• sorunu "kürt sorunu" olarak isimlendirmek dahi ırkçılıktır, sorunun ta kendisidir.
  • çözümü için kalan son umut kırıntılarının da yok olduğu sorundur. olası sonuçlar, türkiye'de yaşayan her insanı derinden etkileyecek ve üzecektir.
    bu sorunu bu kadar tırmandıran, çözümsüzlük girdabına sokan herkes tarih önünde sorumludur.
    bu sorumluluğa, yaptıklarını çözüm, barış ve demokrasi adına yaptığını iddia eden de, gencecik çocukları şehit eden de, gencecik çocuklarının şehadetine "vatan millet bayrak" teslisi nedeniyle seyirci kalan da, kendi gücünü siyaset üstü kılmak için süregiden şiddetten beslenen de, cumhuriyetin kuruluşundan önce mecliste kürtlere verilen sözleri ve belgeleri arşivlerden çıkararak türkiye toplumunu yıllarca kandıran rejim de ortaktır.
    ve umarım, bu büyük ortaklığı tarih affetmeyecektir.
  • israil politikalarının bir sonucudur.

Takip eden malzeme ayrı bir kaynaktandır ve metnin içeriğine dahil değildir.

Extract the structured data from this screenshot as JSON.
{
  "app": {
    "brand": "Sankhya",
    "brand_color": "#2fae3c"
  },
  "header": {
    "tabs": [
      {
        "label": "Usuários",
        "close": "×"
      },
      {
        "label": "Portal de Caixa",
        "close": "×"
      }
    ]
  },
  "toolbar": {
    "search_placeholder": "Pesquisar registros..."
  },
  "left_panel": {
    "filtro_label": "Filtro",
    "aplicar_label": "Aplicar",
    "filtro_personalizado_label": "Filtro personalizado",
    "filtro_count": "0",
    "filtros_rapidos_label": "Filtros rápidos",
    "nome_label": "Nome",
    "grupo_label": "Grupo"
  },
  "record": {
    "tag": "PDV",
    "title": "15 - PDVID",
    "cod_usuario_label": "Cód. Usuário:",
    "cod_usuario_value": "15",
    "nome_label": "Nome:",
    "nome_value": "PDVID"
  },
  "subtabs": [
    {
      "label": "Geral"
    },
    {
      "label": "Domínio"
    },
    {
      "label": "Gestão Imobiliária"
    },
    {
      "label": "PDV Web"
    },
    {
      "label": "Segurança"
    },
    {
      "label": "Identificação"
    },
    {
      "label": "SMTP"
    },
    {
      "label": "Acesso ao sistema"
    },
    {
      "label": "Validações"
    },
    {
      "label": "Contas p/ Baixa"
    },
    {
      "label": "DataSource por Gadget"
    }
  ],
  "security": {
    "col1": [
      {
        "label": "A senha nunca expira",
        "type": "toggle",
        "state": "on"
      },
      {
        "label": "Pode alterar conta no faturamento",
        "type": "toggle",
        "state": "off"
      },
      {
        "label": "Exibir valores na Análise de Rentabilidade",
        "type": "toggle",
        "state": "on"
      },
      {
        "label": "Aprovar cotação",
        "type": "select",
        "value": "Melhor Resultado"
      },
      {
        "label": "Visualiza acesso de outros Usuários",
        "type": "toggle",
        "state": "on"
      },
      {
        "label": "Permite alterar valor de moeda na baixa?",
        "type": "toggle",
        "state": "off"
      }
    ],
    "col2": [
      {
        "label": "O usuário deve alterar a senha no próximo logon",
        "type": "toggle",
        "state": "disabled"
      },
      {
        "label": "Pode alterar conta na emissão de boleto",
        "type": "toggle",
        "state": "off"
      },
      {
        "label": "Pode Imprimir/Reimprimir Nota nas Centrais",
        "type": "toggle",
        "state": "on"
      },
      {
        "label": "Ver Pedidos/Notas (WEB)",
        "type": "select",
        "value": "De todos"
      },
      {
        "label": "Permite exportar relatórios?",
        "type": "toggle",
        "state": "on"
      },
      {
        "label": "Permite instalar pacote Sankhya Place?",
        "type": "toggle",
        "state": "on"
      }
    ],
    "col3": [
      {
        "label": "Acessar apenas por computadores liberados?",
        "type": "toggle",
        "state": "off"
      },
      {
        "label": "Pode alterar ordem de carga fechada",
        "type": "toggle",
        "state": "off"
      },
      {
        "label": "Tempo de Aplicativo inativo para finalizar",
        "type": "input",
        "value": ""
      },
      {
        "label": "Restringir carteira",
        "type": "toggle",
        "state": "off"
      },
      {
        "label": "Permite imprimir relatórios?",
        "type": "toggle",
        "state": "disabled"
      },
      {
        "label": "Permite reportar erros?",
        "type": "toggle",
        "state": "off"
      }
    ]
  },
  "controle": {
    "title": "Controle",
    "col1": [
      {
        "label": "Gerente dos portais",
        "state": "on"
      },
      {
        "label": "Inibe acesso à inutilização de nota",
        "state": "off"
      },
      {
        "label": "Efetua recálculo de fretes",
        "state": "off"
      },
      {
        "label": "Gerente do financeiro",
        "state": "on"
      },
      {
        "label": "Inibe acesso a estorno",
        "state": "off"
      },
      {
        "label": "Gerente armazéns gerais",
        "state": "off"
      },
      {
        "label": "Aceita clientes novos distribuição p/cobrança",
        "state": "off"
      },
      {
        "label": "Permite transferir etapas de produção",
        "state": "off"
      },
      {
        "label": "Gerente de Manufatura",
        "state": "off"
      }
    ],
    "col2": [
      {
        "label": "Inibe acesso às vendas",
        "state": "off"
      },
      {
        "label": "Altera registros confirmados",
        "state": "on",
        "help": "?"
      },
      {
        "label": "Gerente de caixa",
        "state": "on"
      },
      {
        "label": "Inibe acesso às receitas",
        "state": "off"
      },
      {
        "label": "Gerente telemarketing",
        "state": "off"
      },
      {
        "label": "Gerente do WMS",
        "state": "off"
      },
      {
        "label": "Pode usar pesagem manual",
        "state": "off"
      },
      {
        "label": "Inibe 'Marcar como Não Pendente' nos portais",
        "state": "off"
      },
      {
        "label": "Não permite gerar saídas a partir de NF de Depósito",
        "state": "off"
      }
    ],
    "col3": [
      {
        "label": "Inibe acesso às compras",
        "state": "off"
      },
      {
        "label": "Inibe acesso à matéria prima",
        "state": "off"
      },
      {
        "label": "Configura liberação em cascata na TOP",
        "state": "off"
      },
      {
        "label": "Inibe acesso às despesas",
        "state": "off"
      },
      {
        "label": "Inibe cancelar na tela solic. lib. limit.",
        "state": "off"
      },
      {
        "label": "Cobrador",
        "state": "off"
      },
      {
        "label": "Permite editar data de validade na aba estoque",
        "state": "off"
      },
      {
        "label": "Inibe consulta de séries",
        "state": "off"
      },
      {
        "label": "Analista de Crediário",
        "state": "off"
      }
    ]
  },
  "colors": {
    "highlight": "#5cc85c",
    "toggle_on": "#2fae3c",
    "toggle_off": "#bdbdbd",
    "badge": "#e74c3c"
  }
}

    (bkz: http://www.setav.org/…&option=com_content&task=view)
  • bundan tam 53 yıl önce maliye müfettişi burhan ulutan'ın devletin üst kademelerine sunmak için hazırladığı güneydoğu rapor'unda yer verilen tespitlere göre bugün için değişen/gelişen pek bir şey olmadığını görüyoruz. rapor oldukça kapsamlı nokta atışları yapıyor. dünü ve bugünü anlamak için birebir.

    http://www.milliyet.com.tr/…7/16/ekonomi/eko01.html
  • noam chomsky noma abdollah isimli gazeteciye geçtiğimiz dönemde bir röportaj verdi. röportajın sonunda chomsky şunları söyledi.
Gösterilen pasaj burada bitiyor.